WAVY.com

Pritzker pledges no new taxes in upcoming state budget

FILE - In this March 30, 2020 file photo, Illinois Gov. J.B. Pritzker speaks in Chicago during the daily update on the state's response to the coronavirus pandemic. Pritzker said during a stop in Rock Island, Ill., Monday, July 27, 2020, that "things are not moving in the right direction" in terms of the COVID-19 pandemic in Illinois, where officials reported a sixth day in a row of more than 1,000 newly confirmed cases. Earlier in Quincy, the Democrat said he didn't expect life in Illinois to return to normal until sometime next year. (Ashlee Rezin Garcia/Chicago Sun-Times via AP, File)

SPRINGFIELD, Ill. (NEXSTAR) — Facing a projected three billion dollar budget shortfall in the upcoming fiscal year, Governor J.B. Pritzker pledged to balance the state budget “with no tax increase.”

Pritzker and his administration had previously warned the state would have to raise taxes on everyone if voters didn’t approve his graduated income tax proposal, which would have allowed the state legislature to raise and lower tax rates on people and businesses with different income levels.
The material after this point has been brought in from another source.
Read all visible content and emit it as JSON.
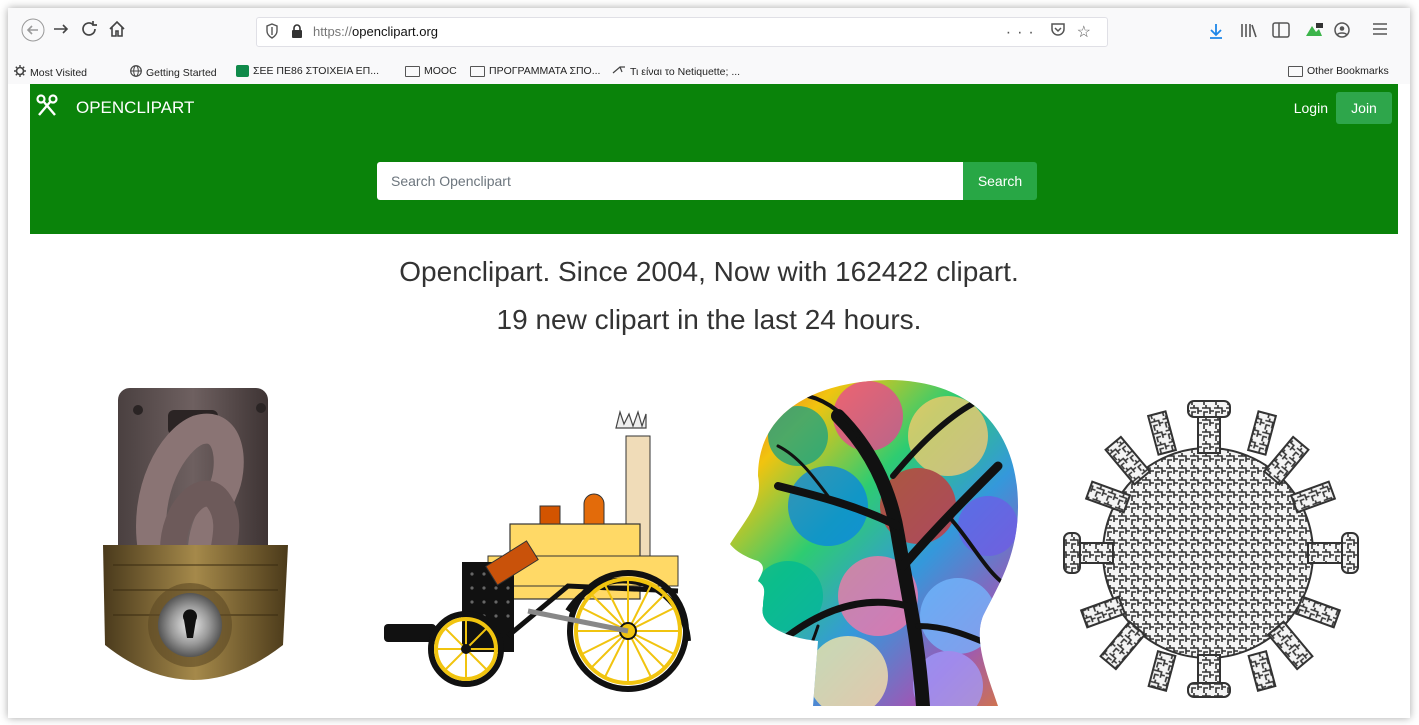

After voters rejected the idea in November, former House Speaker Michael Madigan and private and public sector labor unions floated hiking the flat income tax as an alternative to spending cuts.
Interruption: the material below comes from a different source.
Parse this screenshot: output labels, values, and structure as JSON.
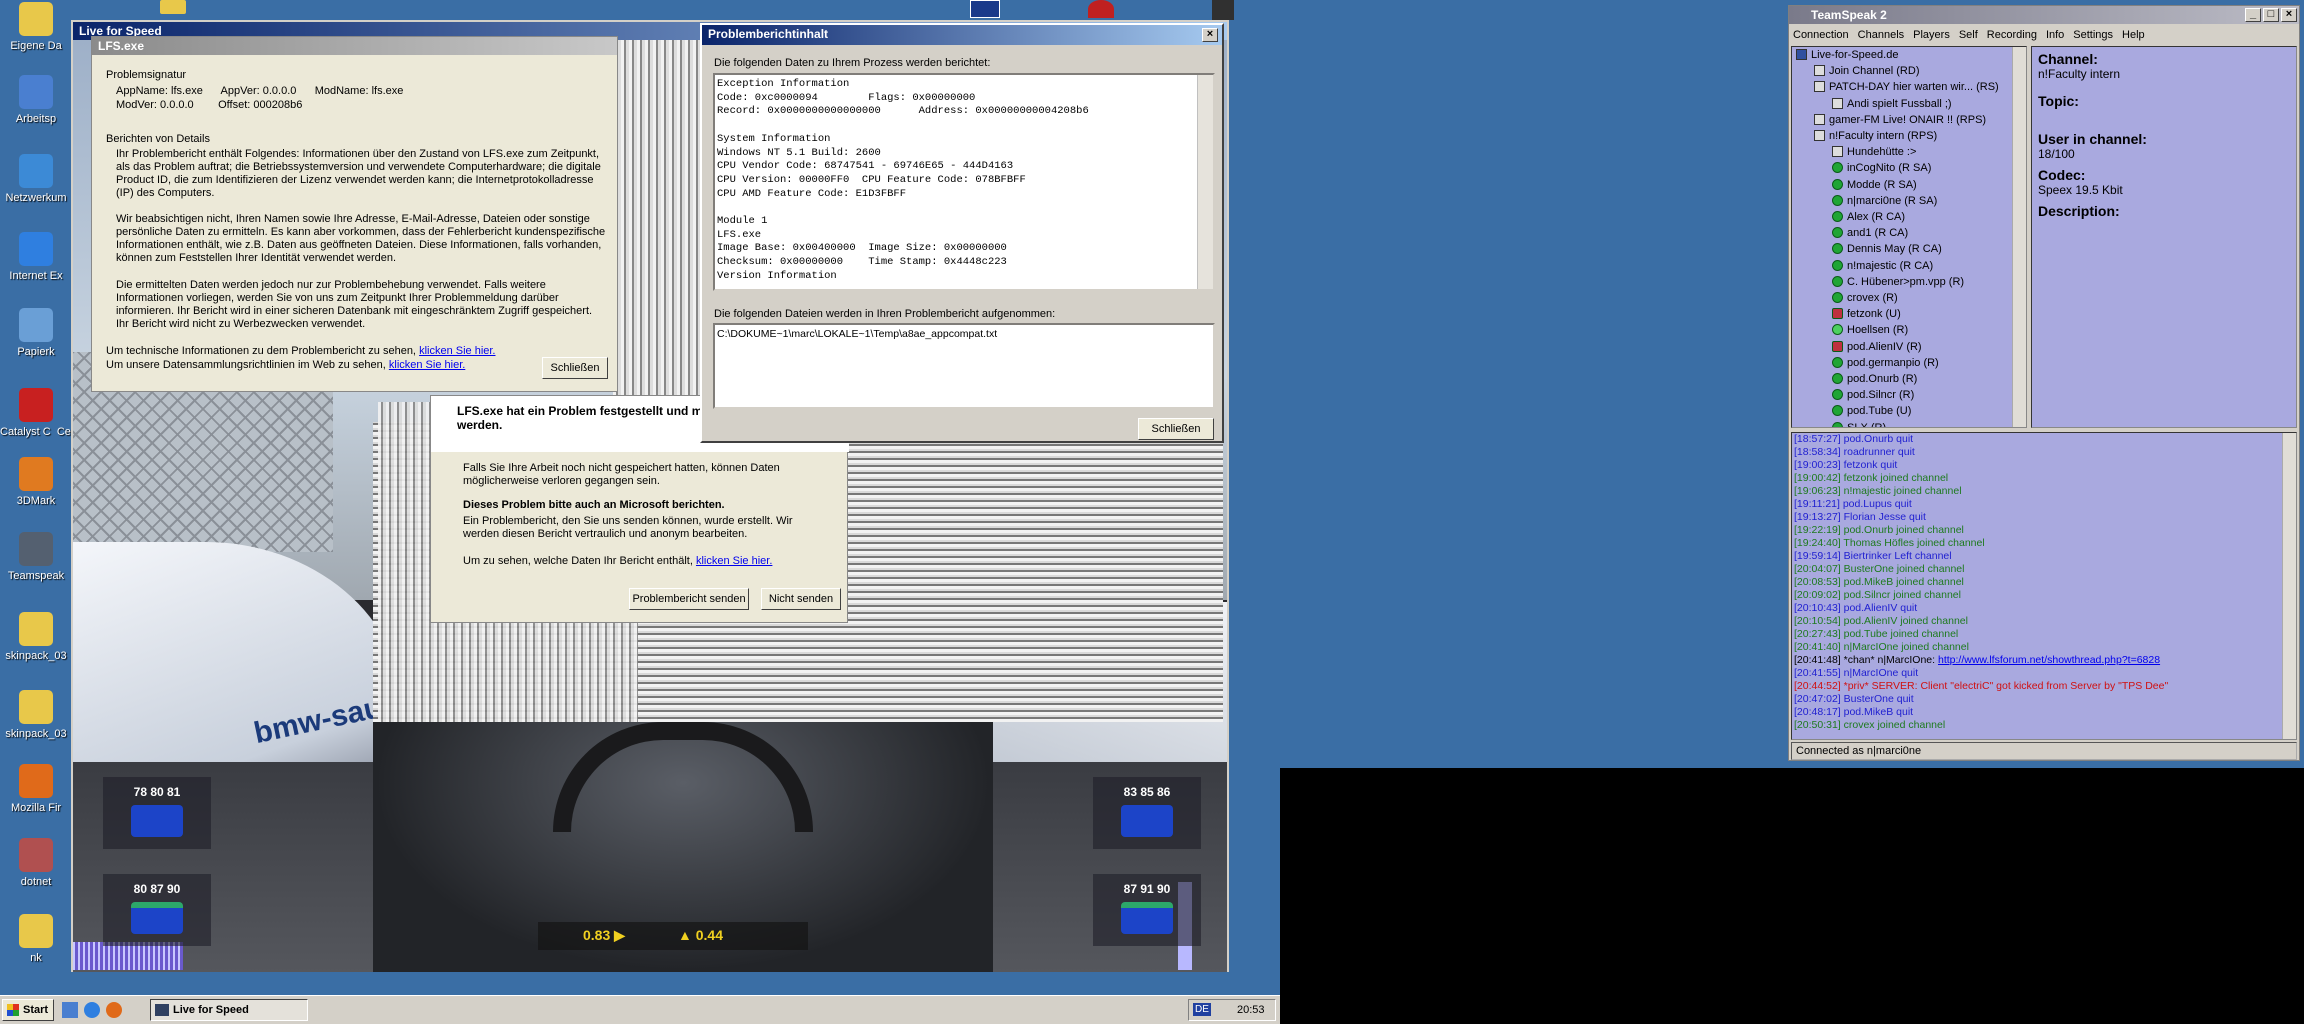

At a January press conference, Pritzker was asked if he would revive his calls for a progressive income tax in 2022 when he faces re-election. “That’s not something I’m pushing for,” he said.

The Governor’s Office of Management and Budget was banking on roughly $3.4 billion in annual tax revenue from the graduated income tax. Instead of that influx of new revenue, the state faces a massive budget hole instead.

Pritzker has warned all year that the looming budget talks would be difficult due to the dramatic economic downturn during the pandemic. However, his office now projects the budget deficit at $3 billion instead of $5.5 billion because “the economy performed more strongly than expected.”

Pritzker’s budget office slashed state agency spending by roughly $700 million this year to offset tax losses suffered during the pandemic. He plans to mirror those cuts for a second straight year, discontinue $900 million in tax breaks for some businesses, and prop up the General Revenue fund with cigarette taxes.

Illinois is on pace to collect $257 million in cigarette taxes by the end of this fiscal year, according to a report from the Center on Government Forecasting and Accountability.

The biggest savings in Pritzker’s budget proposal would come from ending $900 million in tax incentives for businesses, many of which were established to promote job growth in specific industries. For example, Pritzker’s first budget included tax incentives for big technology data centers. He later credited the tax breaks for helping to attract Facebook to develop a data center in DeKalb.

“Certain of these incentives are better than others,” Pritzker said in January.

He said Republicans “want to demand cuts in state government, but they don’t want to accept any that might affect constituencies that support them and write them checks. And so I would just say we’ve got to look at the entire state budget. We’ve got to look at expenditures for businesses, and we’ve got to look at expenditures for individuals. These are going to be painful cuts to get made.”

In a preview of next week’s scheduled budget address, Pritzker’s office said in an email that, “Vital services such as IDPH, DCFS, IDES, and others will be strengthened.”

“There is no question that this budget will include painful choices, but as the effect of the pandemic diminishes over the coming months, the Governor will continue to focus on economic recovery for the hardest hit,” spokeswoman Jordan Abudayyeh said Tuesday. “The Governor will also continue to advance long-term structural budget improvements that continue the stronger fiscal trajectory Illinois was on before the pandemic.”

The governor will combine his budget address with the State of the State speech and deliver his remarks virtually, instead of before a joint session of the House and Senate.